Schematic of UV metamaterial flat lens showing alternating nanolayers of silver (green) and titanium dioxide (blue). Illuminated with UV light, a sample object placed on the slab is projected as a 3D image in free space on the other side of the slab. Credit: Lezec/NIST

In what is being called a first at any frequency beyond the microwave, scientists working at the National Institute of Standards and Technology have demonstrated a flat lens that bends and focuses ultraviolet light to create 3D images of objects that float in free space.

Developed in collaboration with researchers from the Maryland NanoCenter at the University of Maryland, Syracuse University, and the University of British Columbia and reported in an article in Nature (subscription required), the device is fabricated from alternating nanolayers of silver and titanium dioxide. The resulting metamaterial lens has a negative refractive index, enabling it to project a 3D image of any object placed on the lens. Scientists say the device is easy to build and could lead to improved photolithography, nanoscale manipulation and manufacturing, and high-resolution 3D imaging, among other applications.

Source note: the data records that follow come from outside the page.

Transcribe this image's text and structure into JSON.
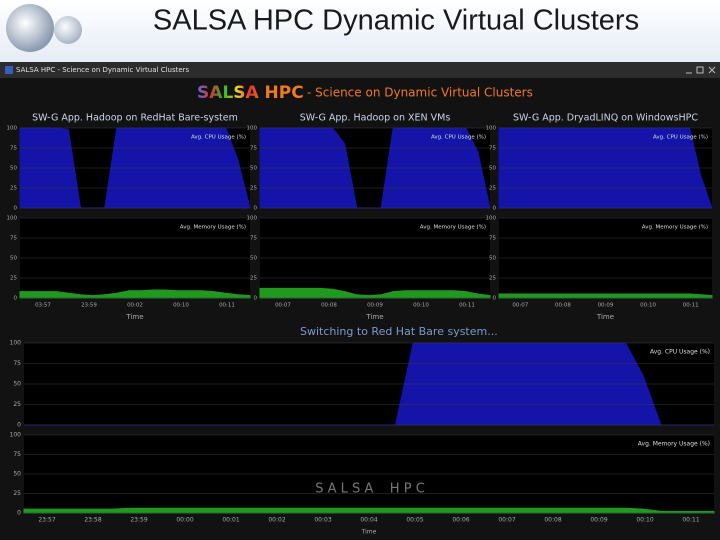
{
  "slide_title": "SALSA HPC  Dynamic Virtual Clusters",
  "window_title": "SALSA HPC - Science on Dynamic Virtual Clusters",
  "header": {
    "brand": "SALSA HPC",
    "tagline": "- Science on Dynamic Virtual Clusters"
  },
  "panels": [
    {
      "title": "SW-G App. Hadoop on RedHat Bare-system",
      "x_label": "Time",
      "charts": [
        {
          "type": "area",
          "legend": "Avg. CPU Usage (%)",
          "color": "#1414a8",
          "ylim": [
            0,
            100
          ],
          "yticks": [
            0,
            25,
            50,
            75,
            100
          ],
          "values": [
            100,
            100,
            100,
            100,
            98,
            0,
            0,
            0,
            100,
            100,
            100,
            100,
            100,
            100,
            100,
            100,
            100,
            100,
            60,
            0
          ]
        },
        {
          "type": "area",
          "legend": "Avg. Memory Usage (%)",
          "color": "#1f9a1f",
          "ylim": [
            0,
            100
          ],
          "yticks": [
            0,
            25,
            50,
            75,
            100
          ],
          "xticks": [
            "03:57",
            "23:59",
            "00:02",
            "00:10",
            "00:11"
          ],
          "values": [
            8,
            8,
            8,
            8,
            6,
            4,
            3,
            4,
            6,
            9,
            9,
            10,
            10,
            9,
            9,
            9,
            8,
            6,
            4,
            3
          ]
        }
      ]
    },
    {
      "title": "SW-G App. Hadoop on XEN VMs",
      "x_label": "Time",
      "charts": [
        {
          "type": "area",
          "legend": "Avg. CPU Usage (%)",
          "color": "#1414a8",
          "ylim": [
            0,
            100
          ],
          "yticks": [
            0,
            25,
            50,
            75,
            100
          ],
          "values": [
            100,
            100,
            100,
            100,
            100,
            100,
            100,
            80,
            0,
            0,
            0,
            100,
            100,
            100,
            100,
            100,
            100,
            100,
            70,
            0
          ]
        },
        {
          "type": "area",
          "legend": "Avg. Memory Usage (%)",
          "color": "#1f9a1f",
          "ylim": [
            0,
            100
          ],
          "yticks": [
            0,
            25,
            50,
            75,
            100
          ],
          "xticks": [
            "00:07",
            "00:08",
            "00:09",
            "00:10",
            "00:11"
          ],
          "values": [
            12,
            12,
            12,
            12,
            12,
            12,
            11,
            8,
            4,
            3,
            4,
            8,
            9,
            9,
            9,
            9,
            9,
            8,
            5,
            3
          ]
        }
      ]
    },
    {
      "title": "SW-G App. DryadLINQ on WindowsHPC",
      "x_label": "Time",
      "charts": [
        {
          "type": "area",
          "legend": "Avg. CPU Usage (%)",
          "color": "#1414a8",
          "ylim": [
            0,
            100
          ],
          "yticks": [
            0,
            25,
            50,
            75,
            100
          ],
          "values": [
            100,
            100,
            100,
            100,
            100,
            100,
            100,
            100,
            100,
            100,
            100,
            100,
            100,
            100,
            100,
            100,
            100,
            100,
            40,
            0
          ]
        },
        {
          "type": "area",
          "legend": "Avg. Memory Usage (%)",
          "color": "#1f9a1f",
          "ylim": [
            0,
            100
          ],
          "yticks": [
            0,
            25,
            50,
            75,
            100
          ],
          "xticks": [
            "00:07",
            "00:08",
            "00:09",
            "00:10",
            "00:11"
          ],
          "values": [
            5,
            5,
            5,
            5,
            5,
            5,
            5,
            5,
            5,
            5,
            5,
            5,
            5,
            5,
            5,
            5,
            5,
            5,
            4,
            3
          ]
        }
      ]
    }
  ],
  "status": "Switching to Red Hat Bare system...",
  "watermark": "S A L S A    H P C",
  "main": {
    "x_label": "Time",
    "charts": [
      {
        "type": "area",
        "legend": "Avg. CPU Usage (%)",
        "color": "#1414a8",
        "ylim": [
          0,
          100
        ],
        "yticks": [
          0,
          25,
          50,
          75,
          100
        ],
        "values": [
          0,
          0,
          0,
          0,
          0,
          0,
          0,
          0,
          0,
          0,
          0,
          0,
          0,
          0,
          0,
          0,
          0,
          0,
          0,
          0,
          0,
          0,
          100,
          100,
          100,
          100,
          100,
          100,
          100,
          100,
          100,
          100,
          100,
          100,
          100,
          60,
          0,
          0,
          0,
          0
        ]
      },
      {
        "type": "area",
        "legend": "Avg. Memory Usage (%)",
        "color": "#1f9a1f",
        "ylim": [
          0,
          100
        ],
        "yticks": [
          0,
          25,
          50,
          75,
          100
        ],
        "xticks": [
          "23:57",
          "23:58",
          "23:59",
          "00:00",
          "00:01",
          "00:02",
          "00:03",
          "00:04",
          "00:05",
          "00:06",
          "00:07",
          "00:08",
          "00:09",
          "00:10",
          "00:11"
        ],
        "values": [
          5,
          5,
          5,
          5,
          5,
          5,
          6,
          6,
          6,
          6,
          6,
          6,
          6,
          6,
          6,
          6,
          6,
          6,
          6,
          6,
          6,
          6,
          6,
          6,
          6,
          6,
          6,
          6,
          6,
          6,
          6,
          6,
          6,
          6,
          6,
          5,
          2,
          2,
          2,
          2
        ]
      }
    ]
  }
}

The metamaterial has a negative index of refraction, meaning it causes light to essentially flow backward. Such a capability doesn’t exist in nature—naturally occurring materials such as air or water have positive refractive indexes—but Russian physicist Victor Veselago postulated in 1967 that materials with negative electrical permittivity and negative magnetic permeability would have a negative index of refraction. He also theorized that a material with a refractive index of -1 could be used to make a flat (as opposed to curved) lens, and that such a lens would be able to project 3D images into free space.

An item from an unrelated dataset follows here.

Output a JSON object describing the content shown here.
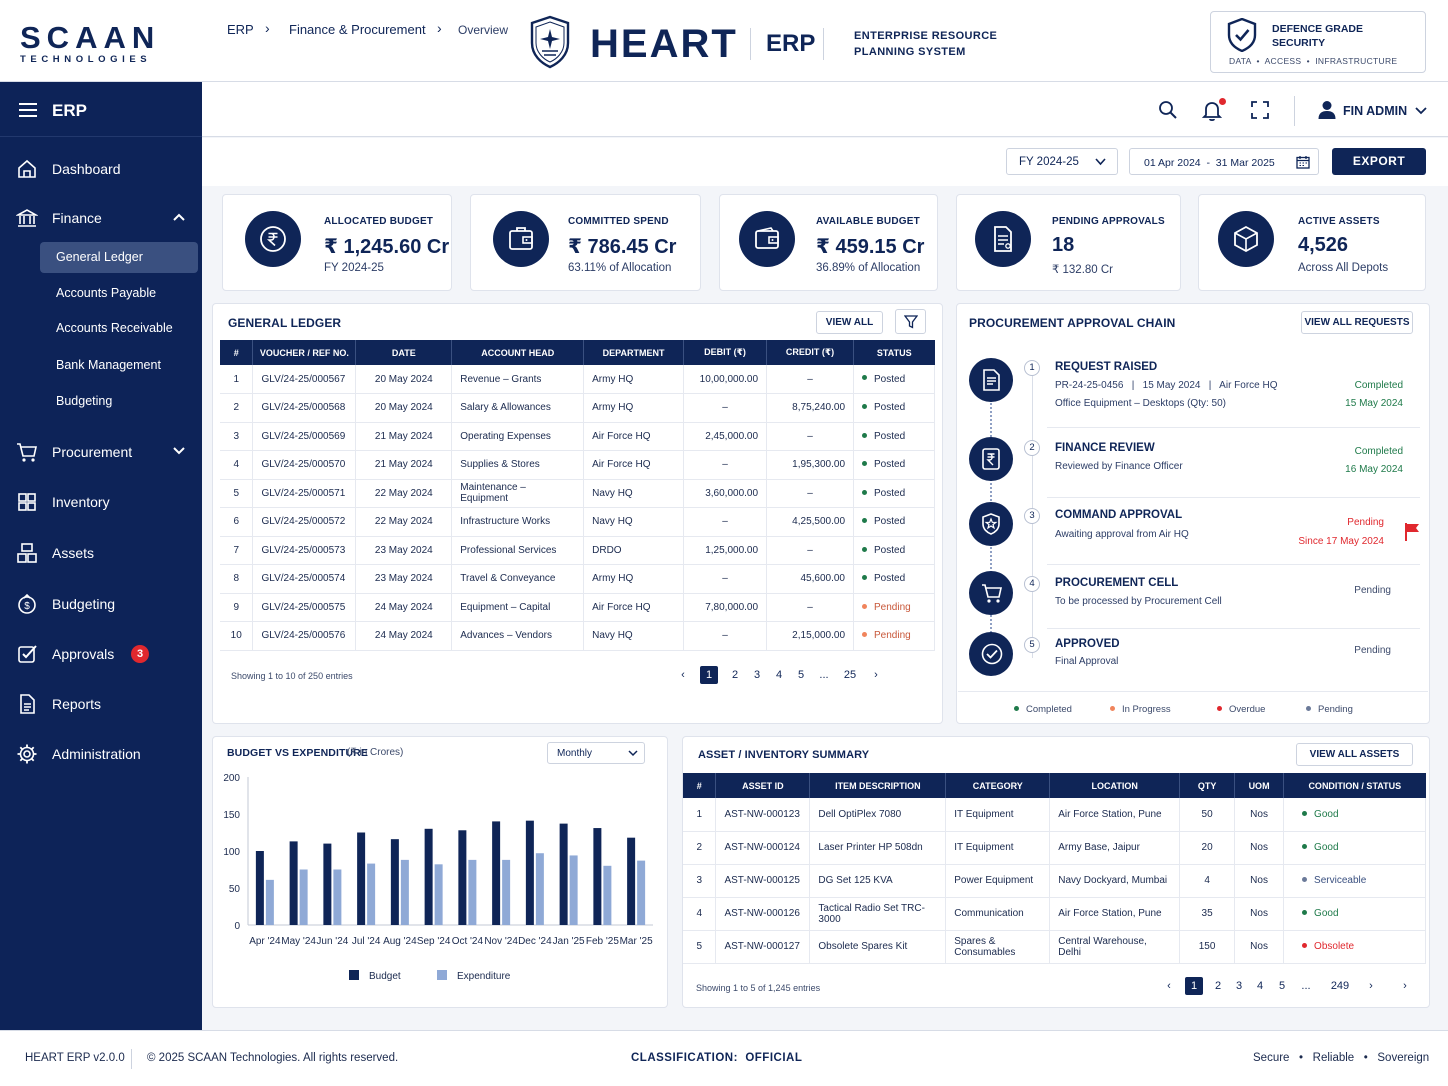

It took more than 30 years after Veselago’s prediction to develop Veselago lenses that worked at microwave, infrared and visible wavelengths; making lenses that work at shorter UV wavelengths requires features as small as 10 nm. The NIST researchers adapted a design proposed by a group at Holland’s FOM Institute for Atomic and Molecular Physics, producing a sandwich of alternating nanometer-thick layers of silver and titanium dioxide they say is easy to make and has a negative index of refraction regardless of the angle of incidence of incoming light. The scientists believe using other materials combinations may make similar lenses possible for use in other parts of the electromagnetic spectrum.

The article is, “All-angle negative refraction and active flat lensing of ultraviolet light,” T. Xu, A. Agrawal, M. Abashin, K.J. Chau and H.J. Lezec, Nature (doi:10.1038/nature12158).